Now why the random thought of a band I've never heard of in about 10 years?
Thinking back, Hybrid Theory was the first ever original album I bought with my own allowance. I loved the ideas and concepts they had when One Step Closer was on MTV for the first time.
And I still remember it without looking at YouTube.com. Mike Shinoda had spikey red hair, and being American born Japanese, I still think he has extremely good looks for a guy.
Besides that, there's the guitarist who always played with his headphones - which reminds me of that guitarist from Gorillaz. Later during the age of the likes of Eric Johnson and Paul Gilbert, I found out those headphones weren't headphones. They were some sort of a device - ear mufflers - to protect their ears from high pitched frequencies - usually caused by distortion and the guitars they played.
Which is a sad thing. A musician that plays good music to the crowd, but they can't listen to themselves. Only through memories.
It's like a haunting nightmare at some point.
I got a bit off topic as what I've written above has no relation to whatever I had in mind right before I wrote the words "Linkin Park" and "Papercut".
Losing confidence. What does that mean? Oh no. Gee, I wonder.
I was thinking back on my Banking and Financial Institution lectures and tutorials. Imagine me, there. But blank. Idea-less, and just fuckin' stoned.
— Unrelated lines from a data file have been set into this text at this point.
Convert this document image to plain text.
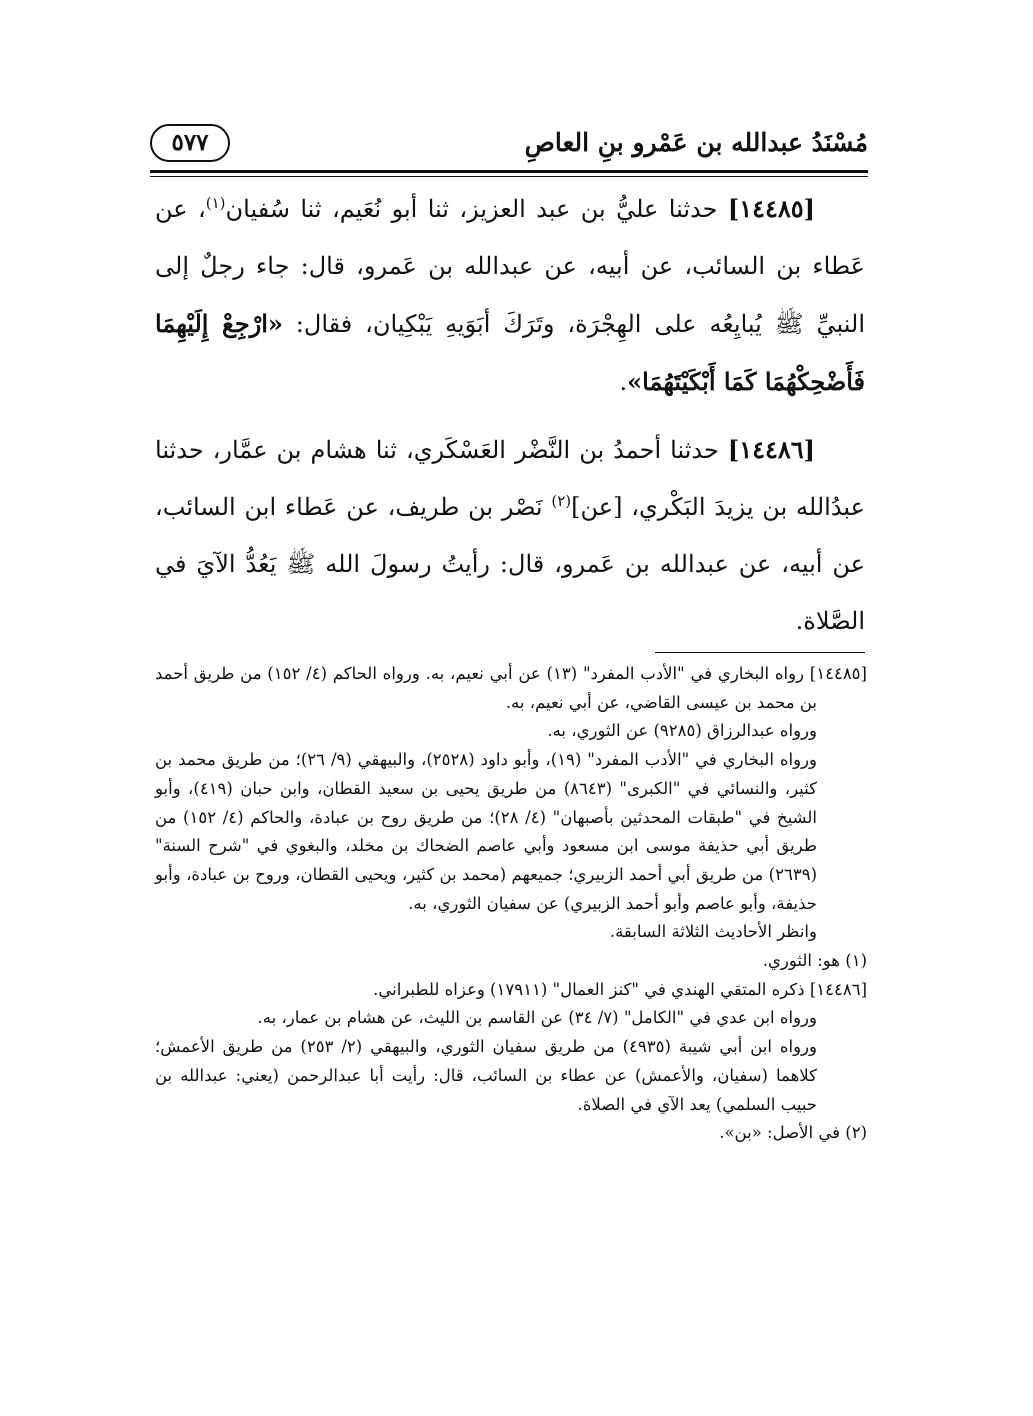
مُسْنَدُ عبدالله بن عَمْرو بنِ العاصِ
٥٧٧

[١٤٤٨٥] حدثنا عليُّ بن عبد العزيز، ثنا أبو نُعَيم، ثنا سُفيان$^{(١)}$، عن عَطاء بن السائب، عن أبيه، عن عبدالله بن عَمرو، قال: جاء رجلٌ إلى النبيِّ ﷺ يُبايِعُه على الهِجْرَة، وتَرَكَ أبَوَيهِ يَبْكِيان، فقال: «ارْجِعْ إِلَيْهِمَا فَأَضْحِكْهُمَا كَمَا أَبْكَيْتَهُمَا».

[١٤٤٨٦] حدثنا أحمدُ بن النَّضْر العَسْكَري، ثنا هشام بن عمَّار، حدثنا عبدُالله بن يزيدَ البَكْري، [عن]$^{(٢)}$ نَصْر بن طريف، عن عَطاء ابن السائب، عن أبيه، عن عبدالله بن عَمرو، قال: رأيتُ رسولَ الله ﷺ يَعُدُّ الآيَ في الصَّلاة.

[١٤٤٨٥] رواه البخاري في "الأدب المفرد" (١٣) عن أبي نعيم، به. ورواه الحاكم (٤/ ١٥٢) من طريق أحمد بن محمد بن عيسى القاضي، عن أبي نعيم، به.

ورواه عبدالرزاق (٩٢٨٥) عن الثوري، به.

ورواه البخاري في "الأدب المفرد" (١٩)، وأبو داود (٢٥٢٨)، والبيهقي (٩/ ٢٦)؛ من طريق محمد بن كثير، والنسائي في "الكبرى" (٨٦٤٣) من طريق يحيى بن سعيد القطان، وابن حبان (٤١٩)، وأبو الشيخ في "طبقات المحدثين بأصبهان" (٤/ ٢٨)؛ من طريق روح بن عبادة، والحاكم (٤/ ١٥٢) من طريق أبي حذيفة موسى ابن مسعود وأبي عاصم الضحاك بن مخلد، والبغوي في "شرح السنة" (٢٦٣٩) من طريق أبي أحمد الزبيري؛ جميعهم (محمد بن كثير، ويحيى القطان، وروح بن عبادة، وأبو حذيفة، وأبو عاصم وأبو أحمد الزبيري) عن سفيان الثوري، به.

وانظر الأحاديث الثلاثة السابقة.

(١) هو: الثوري.

[١٤٤٨٦] ذكره المتقي الهندي في "كنز العمال" (١٧٩١١) وعزاه للطبراني.

ورواه ابن عدي في "الكامل" (٧/ ٣٤) عن القاسم بن الليث، عن هشام بن عمار، به.

ورواه ابن أبي شيبة (٤٩٣٥) من طريق سفيان الثوري، والبيهقي (٢/ ٢٥٣) من طريق الأعمش؛ كلاهما (سفيان، والأعمش) عن عطاء بن السائب، قال: رأيت أبا عبدالرحمن (يعني: عبدالله بن حبيب السلمي) يعد الآي في الصلاة.

(٢) في الأصل: «بن».
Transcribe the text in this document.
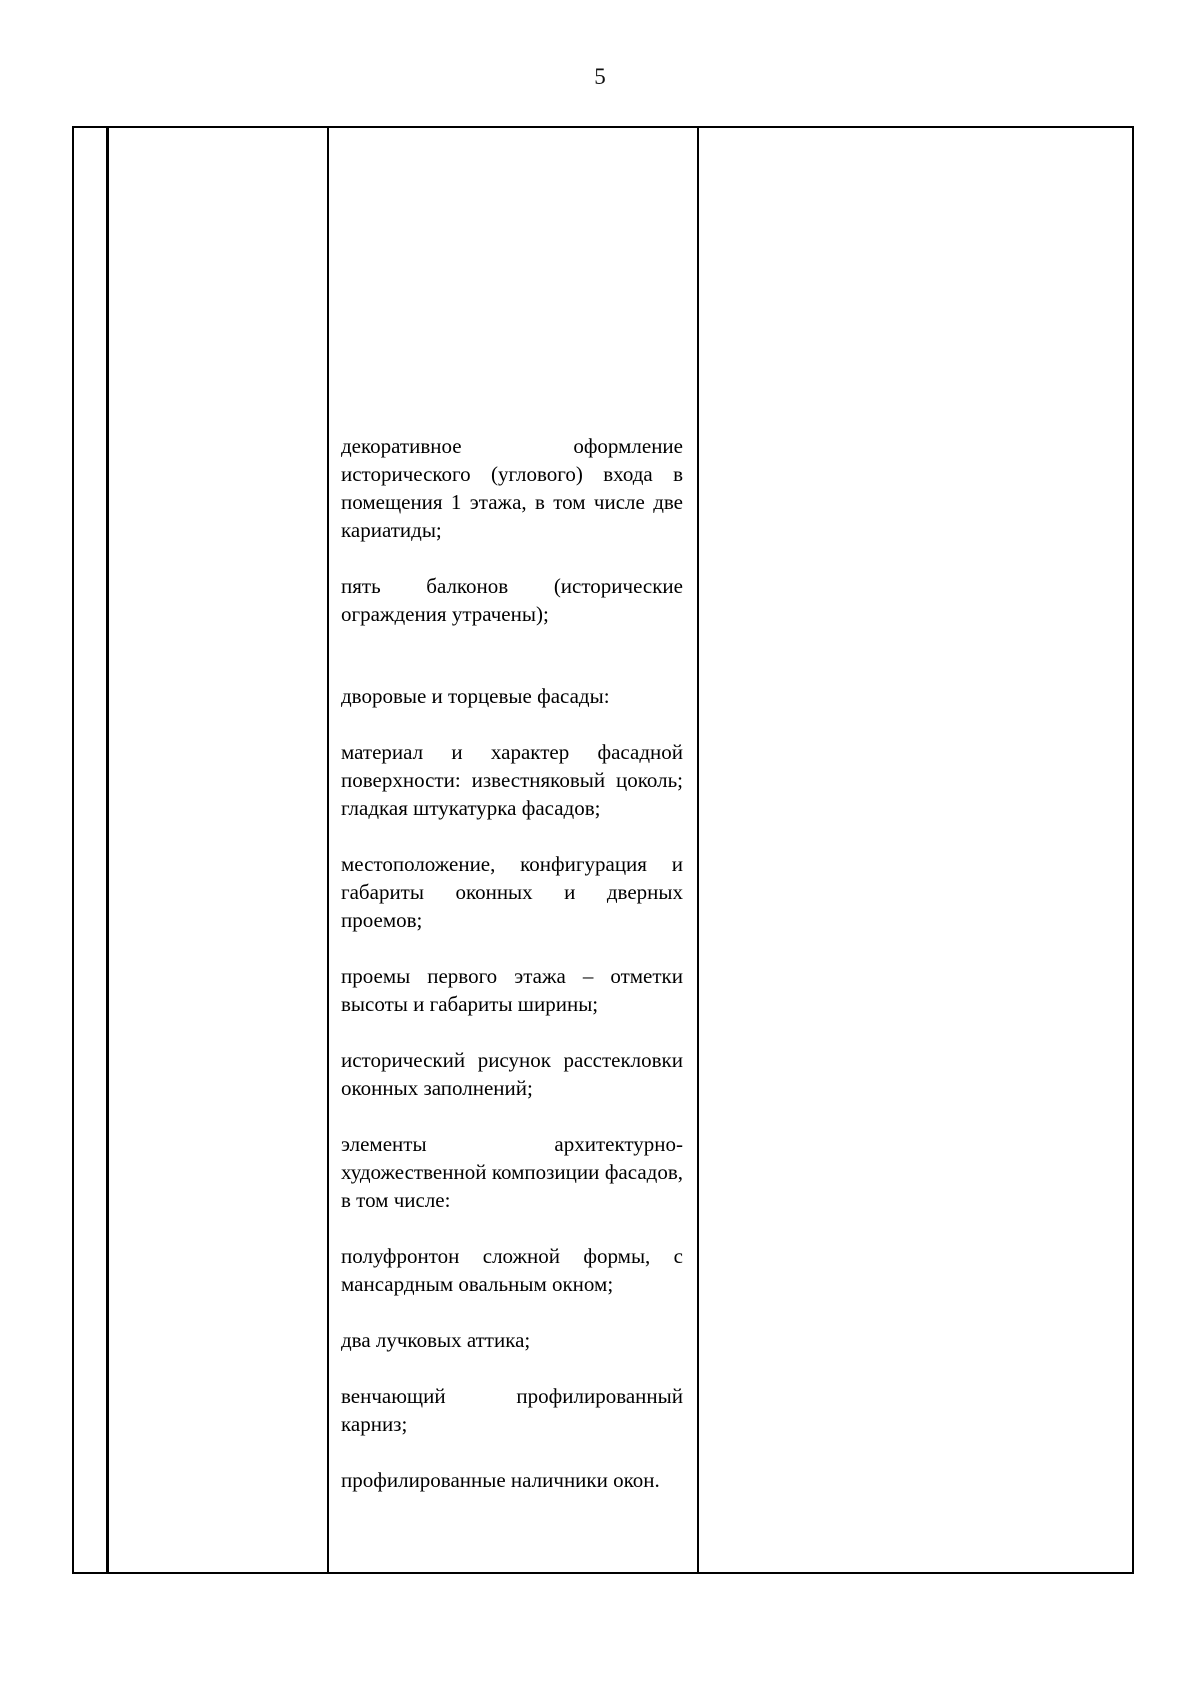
5

декоративное оформление исторического (углового) входа в помещения 1 этажа, в том числе две кариатиды;

пять балконов (исторические ограждения утрачены);

дворовые и торцевые фасады:

материал и характер фасадной поверхности: известняковый цоколь; гладкая штукатурка фасадов;

местоположение, конфигурация и габариты оконных и дверных проемов;

проемы первого этажа – отметки высоты и габариты ширины;

исторический рисунок расстекловки оконных заполнений;

элементы архитектурно-художественной композиции фасадов, в том числе:

полуфронтон сложной формы, с мансардным овальным окном;

два лучковых аттика;

венчающий профилированный карниз;

профилированные наличники окон.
I have never failed a subject I've never understood. Oh wait, I have. That would be Company Law back in KDU PG. But that's 30% lecturer's fault, and 105% college's fault.
I'm feeling extremely inconfident, and I shouldn't be running around like the fool that I am at this very point of life and start pulling up my socks.
Everytime I do sit down in class and have positive thoughts, it demotivates and depresses me when
It's sad really. I'm not asking for a distinction, but it's a pain in the ass to fail anything at all and retry doing it again.